München – Russland wird erneut von einem politischen Mord erschüttert: Der bekannte Militär-Blogger und Kriegs-Propagandist Wladlen Tatarsky starb bei einem Bombenanschlag in St. Petersburg. 32 weitere Menschen wurden verletzt.
Zwar wurde eine 26-jährige als Attentäterin festgenommen, doch über die Hintergründe der Tat kursieren wilde Spekulationen. Kreml-Sprecher Dmitri Peskow warf dem „Regime“ in Kiew vor, für den „Terroranschlag“ verantwortlich zu sein.
Der Chef der Söldner-Gruppe Wagner Jewgeni Prigoschin widerspricht jedoch der offiziellen Regierungs-Darstellung: „Ich würde nicht dem Regime in Kiew die Schuld geben an diesen Handlungen“, sagte Prigoschin, der auch an den Tod der Propagandistin Darja Dugina erinnerte, die im vergangenen Jahr bei einer Autoexplosion in der Nähe von Moskau getötet wurde.
Das staatliche Ermittlungskomitee teilte mit, dass die 26-jährige Darya Trepova als Tatverdächtige festgenommen worden sei. Die Frau stehe mit der Anti-Korruptions-Stiftung des inhaftierten Kremlgegners Alexej Nawalny in Verbindung.
Nawalnys im Exil arbeitendes Team wies die Anschuldigungen zurück. Der FSB habe den Blogger, der die Kriegsführung des Verteidigungsministeriums in Moskau kritisierte, selbst „beseitigt“, sagte Nawalnys Mitarbeiter Iwan Schdanow. Tatsächlich hatte Tatarsky dem Militärapparat „Systemfehler“ bescheinigt. „Sie brauchen nicht nur den äußeren absoluten Feind in Gestalt der Ukraine, sondern auch einen inneren Feind in Gestalt des Nawalny-Teams“, sagte Schdanow.
Auf einem vom russischen Innenministerium veröffentlichten Video vom Verhör räumte Darya Trepova zwar ein, Tatarsky die Gipsfigur überreicht zu haben, in der sich der Sprengstoff befand. Die Beschuldigte gab aber weder Mordpläne zu, noch sagte sie, von wem sie die Büste erhalten habe. Ihr Ehemann erklärte laut russischen Medien, dass seine Frau davon ausgegangen sei, dass in der Büste lediglich eine Wanze befestigt gewesen sei.

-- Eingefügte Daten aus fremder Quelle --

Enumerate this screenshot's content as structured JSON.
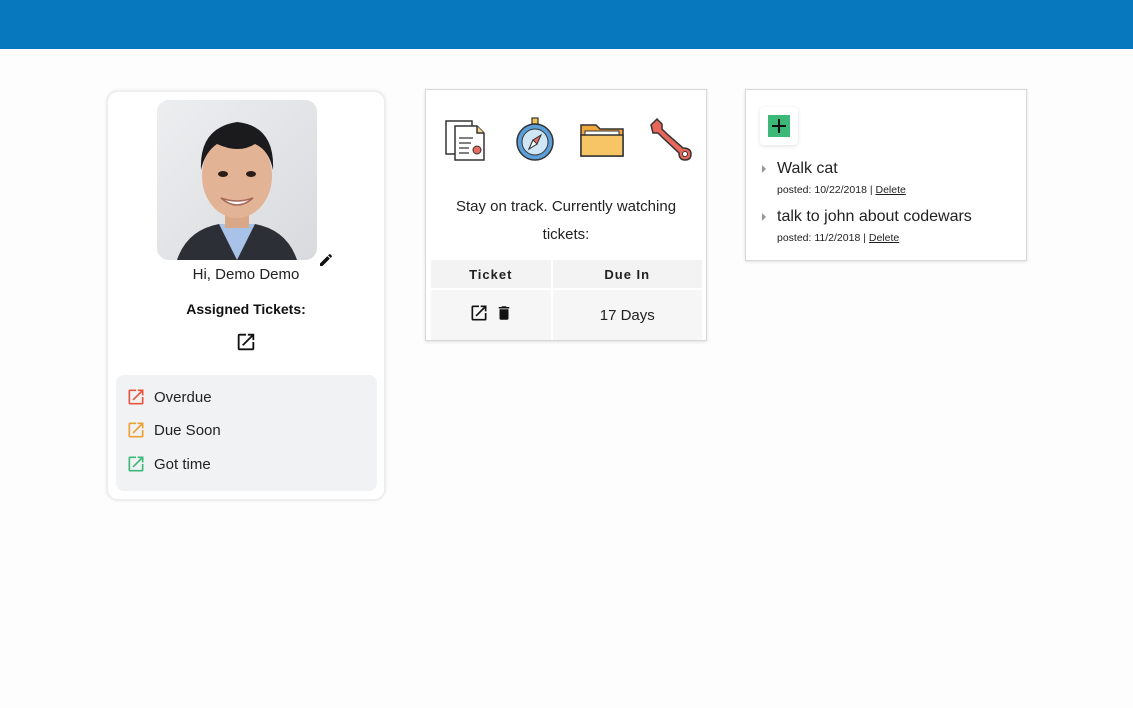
{
  "colors": {
    "header": "#0878be",
    "overdue": "#e8563f",
    "due_soon": "#f0a030",
    "got_time": "#3cb878",
    "add": "#3cb878"
  },
  "profile": {
    "greeting": "Hi, Demo Demo",
    "assigned_label": "Assigned Tickets:",
    "legend": [
      {
        "label": "Overdue",
        "icon": "open-in-new-icon"
      },
      {
        "label": "Due Soon",
        "icon": "open-in-new-icon"
      },
      {
        "label": "Got time",
        "icon": "open-in-new-icon"
      }
    ]
  },
  "watch": {
    "icons": [
      "documents-icon",
      "compass-icon",
      "folder-icon",
      "wrench-icon"
    ],
    "message": "Stay on track. Currently watching tickets:",
    "table": {
      "headers": [
        "Ticket",
        "Due In"
      ],
      "rows": [
        {
          "due_in": "17 Days"
        }
      ]
    }
  },
  "todos": {
    "items": [
      {
        "title": "Walk cat",
        "posted": "posted: 10/22/2018 |",
        "delete_label": "Delete"
      },
      {
        "title": "talk to john about codewars",
        "posted": "posted: 11/2/2018 |",
        "delete_label": "Delete"
      }
    ]
  }
}
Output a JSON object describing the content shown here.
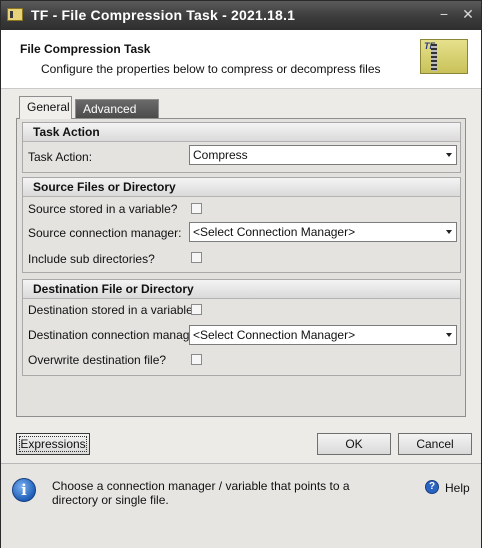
{
  "window": {
    "title": "TF - File Compression Task - 2021.18.1",
    "minimize_glyph": "−",
    "close_glyph": "✕"
  },
  "header": {
    "title": "File Compression Task",
    "subtitle": "Configure the properties below to compress or decompress files",
    "logo_text": "TF"
  },
  "tabs": [
    {
      "label": "General",
      "active": true
    },
    {
      "label": "Advanced",
      "active": false
    }
  ],
  "task_action": {
    "group_title": "Task Action",
    "label": "Task Action:",
    "value": "Compress"
  },
  "source": {
    "group_title": "Source Files or Directory",
    "stored_in_variable_label": "Source stored in a variable?",
    "stored_in_variable_checked": false,
    "connection_manager_label": "Source connection manager:",
    "connection_manager_value": "<Select Connection Manager>",
    "include_subdirs_label": "Include sub directories?",
    "include_subdirs_checked": false
  },
  "destination": {
    "group_title": "Destination File or Directory",
    "stored_in_variable_label": "Destination stored in a variable?",
    "stored_in_variable_checked": false,
    "connection_manager_label": "Destination connection manager:",
    "connection_manager_value": "<Select Connection Manager>",
    "overwrite_label": "Overwrite destination file?",
    "overwrite_checked": false
  },
  "buttons": {
    "expressions": "Expressions",
    "ok": "OK",
    "cancel": "Cancel"
  },
  "info": {
    "message": "Choose a connection manager / variable that points to a directory or single file.",
    "icon_glyph": "i",
    "help_glyph": "?",
    "help_label": "Help"
  }
}
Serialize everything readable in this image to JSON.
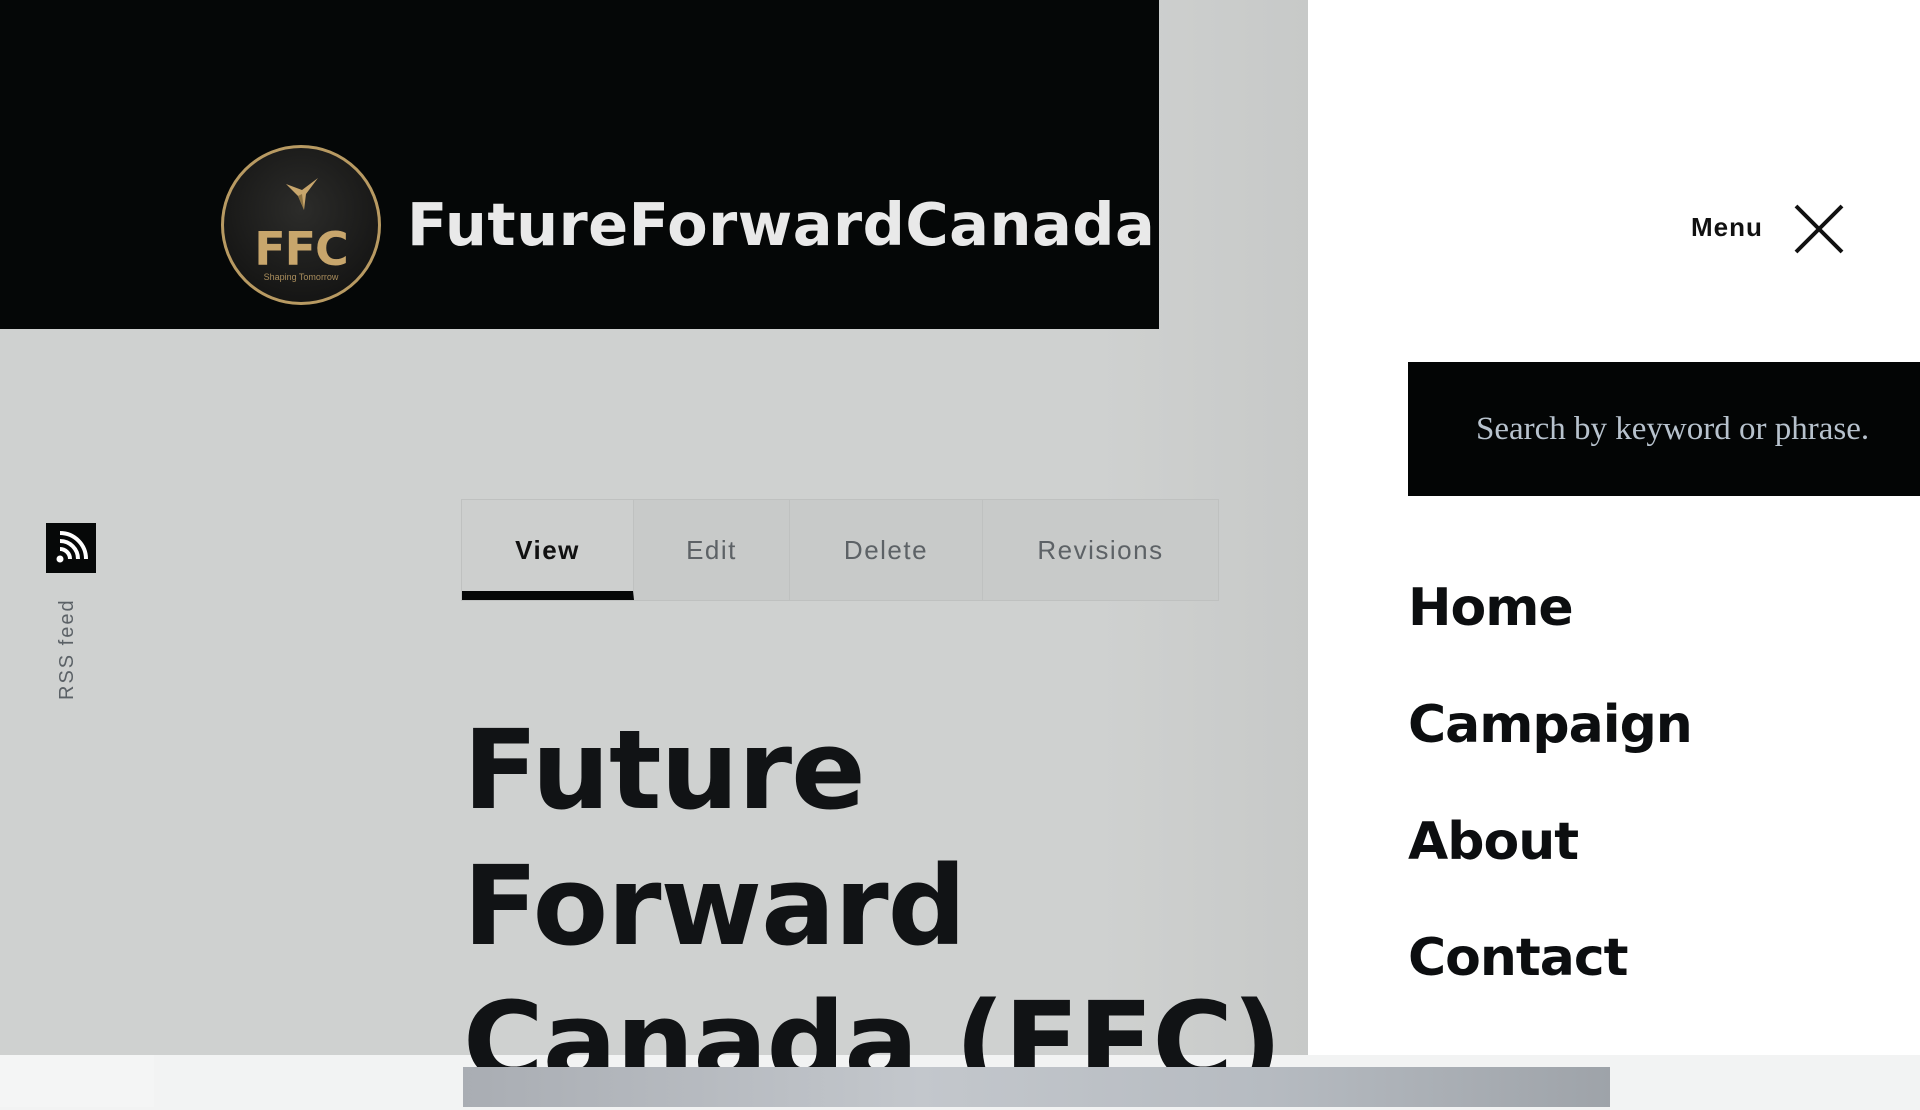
{
  "header": {
    "site_name": "FutureForwardCanada",
    "logo": {
      "initials": "FFC",
      "tagline": "Shaping Tomorrow",
      "accent": "#c8a66c"
    }
  },
  "rss": {
    "label": "RSS feed",
    "icon": "rss-icon"
  },
  "tabs": [
    {
      "label": "View",
      "active": true
    },
    {
      "label": "Edit",
      "active": false
    },
    {
      "label": "Delete",
      "active": false
    },
    {
      "label": "Revisions",
      "active": false
    }
  ],
  "page": {
    "title": "Future Forward Canada (FFC)"
  },
  "menu": {
    "label": "Menu",
    "close_icon": "close-icon",
    "search_placeholder": "Search by keyword or phrase.",
    "items": [
      {
        "label": "Home"
      },
      {
        "label": "Campaign"
      },
      {
        "label": "About"
      },
      {
        "label": "Contact"
      }
    ]
  },
  "colors": {
    "header_bg": "#050707",
    "panel_bg": "#cfd1d0",
    "menu_bg": "#ffffff",
    "search_bg": "#030505"
  }
}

Der US-Denkfabrik ISW zufolge könnte es sich bei der Explosion auch um eine Warnung Wladimir Putins an Prigoschin handeln, der in letzter Zeit immer wieder Kritik am russischen Verteidigungsministerium geäußert hatte. Zudem könne Putin den Vorfall sowie das Zerwürfnis zwischen einzelnen Militärbloggern nutzen, um kritische Stimmen in der Militärblogger-Szene zu zensieren, hieß es in dem ISW-Bericht. Wohl auch um solchen Spekulationen zu entgegnen, hat Putin Tatarsky gestern „für Mut und Kühnheit, die er bei der Erfüllung seiner beruflichen Pflichten demonstriert hat“ postum mit dem Tapferkeitsorden ausgezeichnet.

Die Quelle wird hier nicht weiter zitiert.